To most non-programmers, JohnSmith, john_smith and JOHN_SMITH all denote the same person. As programmers, we unlearn this identity to make them different. When looking up a name, XL ignores case and separating underscore '_' characters (two consecutive underscores are not allowed).

// There is only one 'file' and one 'open_file' below
function OpenFile(string Name, Mode) return file
FILE F := open_file("foo.dat", "r")

On the other hand, name overloading allows you to reuse the same name for different entities when the name will not be used in the same context.

type rectangle
function Rectangle(integer X, Y, Width, Height) return rectangle
rectangle Rectangle := Rectangle(10, 10, 20, 20)

In addition, XL, like any Mozart-based language, requires a renderer, which can be used to present code to programmers with their preferred style.

Why?

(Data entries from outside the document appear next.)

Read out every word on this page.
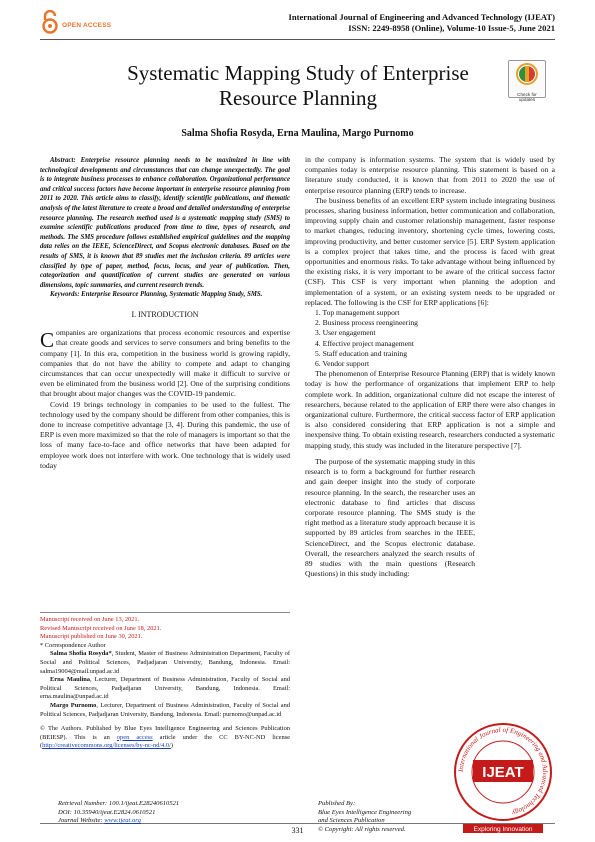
OPEN ACCESS
International Journal of Engineering and Advanced Technology (IJEAT)
ISSN: 2249-8958 (Online), Volume-10 Issue-5, June 2021
Systematic Mapping Study of Enterprise
Resource Planning	Check for updates
Salma Shofia Rosyda, Erna Maulina, Margo Purnomo

Abstract: Enterprise resource planning needs to be maximized in line with technological developments and circumstances that can change unexpectedly. The goal is to integrate business processes to enhance collaboration. Organizational performance and critical success factors have become important in enterprise resource planning from 2011 to 2020. This article aims to classify, identify scientific publications, and thematic analysis of the latest literature to create a broad and detailed understanding of enterprise resource planning. The research method used is a systematic mapping study (SMS) to examine scientific publications produced from time to time, types of research, and methods. The SMS procedure follows established empirical guidelines and the mapping data relies on the IEEE, ScienceDirect, and Scopus electronic databases. Based on the results of SMS, it is known that 89 studies met the inclusion criteria. 89 articles were classified by type of paper, method, focus, locus, and year of publication. Then, categorization and quantification of current studies are generated on various dimensions, topic summaries, and current research trends.

Keywords: Enterprise Resource Planning, Systematic Mapping Study, SMS.

I. INTRODUCTION

Companies are organizations that process economic resources and expertise that create goods and services to serve consumers and bring benefits to the company [1]. In this era, competition in the business world is growing rapidly, companies that do not have the ability to compete and adapt to changing circumstances that can occur unexpectedly will make it difficult to survive or even be eliminated from the business world [2]. One of the surprising conditions that brought about major changes was the COVID-19 pandemic.

Covid 19 brings technology in companies to be used to the fullest. The technology used by the company should be different from other companies, this is done to increase competitive advantage [3, 4]. During this pandemic, the use of ERP is even more maximized so that the role of managers is important so that the loss of many face-to-face and office networks that have been adapted for employee work does not interfere with work. One technology that is widely used today

Manuscript received on June 13, 2021.
Revised Manuscript received on June 18, 2021.
Manuscript published on June 30, 2021.
* Correspondence Author

Salma Shofia Rosyda*, Student, Master of Business Administration Department, Faculty of Social and Political Sciences, Padjadjaran University, Bandung, Indonesia. Email: salma19004@mail.unpad.ac.id

Erna Maulina, Lecturer, Department of Business Administration, Faculty of Social and Political Sciences, Padjadjaran University, Bandung, Indonesia. Email: erna.maulina@unpad.ac.id

Margo Purnomo, Lecturer, Department of Business Administration, Faculty of Social and Political Sciences, Padjadjaran University, Bandung, Indonesia. Email: purnomo@unpad.ac.id

© The Authors. Published by Blue Eyes Intelligence Engineering and Sciences Publication (BEIESP). This is an open access article under the CC BY-NC-ND license (http://creativecommons.org/licenses/by-nc-nd/4.0/)

in the company is information systems. The system that is widely used by companies today is enterprise resource planning. This statement is based on a literature study conducted, it is known that from 2011 to 2020 the use of enterprise resource planning (ERP) tends to increase.

The business benefits of an excellent ERP system include integrating business processes, sharing business information, better communication and collaboration, improving supply chain and customer relationship management, faster response to market changes, reducing inventory, shortening cycle times, lowering costs, improving productivity, and better customer service [5]. ERP System application is a complex project that takes time, and the process is faced with great opportunities and enormous risks. To take advantage without being influenced by the existing risks, it is very important to be aware of the critical success factor (CSF). This CSF is very important when planning the adoption and implementation of a system, or an existing system needs to be upgraded or replaced. The following is the CSF for ERP applications [6]:

1. Top management support
2. Business process reengineering
3. User engagement
4. Effective project management
5. Staff education and training
6. Vendor support

The phenomenon of Enterprise Resource Planning (ERP) that is widely known today is how the performance of organizations that implement ERP to help complete work. In addition, organizational culture did not escape the interest of researchers, because related to the application of ERP there were also changes in organizational culture. Furthermore, the critical success factor of ERP application is also considered considering that ERP application is not a simple and inexpensive thing. To obtain existing research, researchers conducted a systematic mapping study, this study was included in the literature perspective [7].

The purpose of the systematic mapping study in this research is to form a background for further research and gain deeper insight into the study of corporate resource planning. In the search, the researcher uses an electronic database to find articles that discuss corporate resource planning. The SMS study is the right method as a literature study approach because it is supported by 89 articles from searches in the IEEE, ScienceDirect, and the Scopus electronic database. Overall, the researchers analyzed the search results of 89 studies with the main questions (Research Questions) in this study including:

International Journal of Engineering and Advanced Technology
IJEAT
Exploring Innovation
Retrieval Number: 100.1/ijeat.E28240610521
DOI: 10.35940/ijeat.E2824.0610521
Journal Website: www.ijeat.org
331
Published By:
Blue Eyes Intelligence Engineering
and Sciences Publication
© Copyright: All rights reserved.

Style preferences cause religious reaction from many otherwise reasonable programmers. Style insensitivity allows reuse of libraries while maintaining a consistent style in your own code.

Cons: Entities that would be distinguished by case in the real world can no longer be distinguished this way. For instance, V for volume and v for speed in physics. This is common and reasonable practice.

An interesting idea, indeed. Python's lack of a naming style annoys me a great deal -- I'd be happy to use any naming style, if there were any reason to pick one over the other. Even the standard library has nothing approaching a standard naming style (there's even capitalized method names).

But there is no reason to pick one over the other. The only standard we have is CamelCase class names, and (except for the very occasional exception) method names start with lower case letters. After that all bets are off.

Anyway, style insensitivity seems like a cool way to deal with it. Maybe it would be annoying if there wasn't contextual names (like the in the rectangle example). But maybe not so bad either.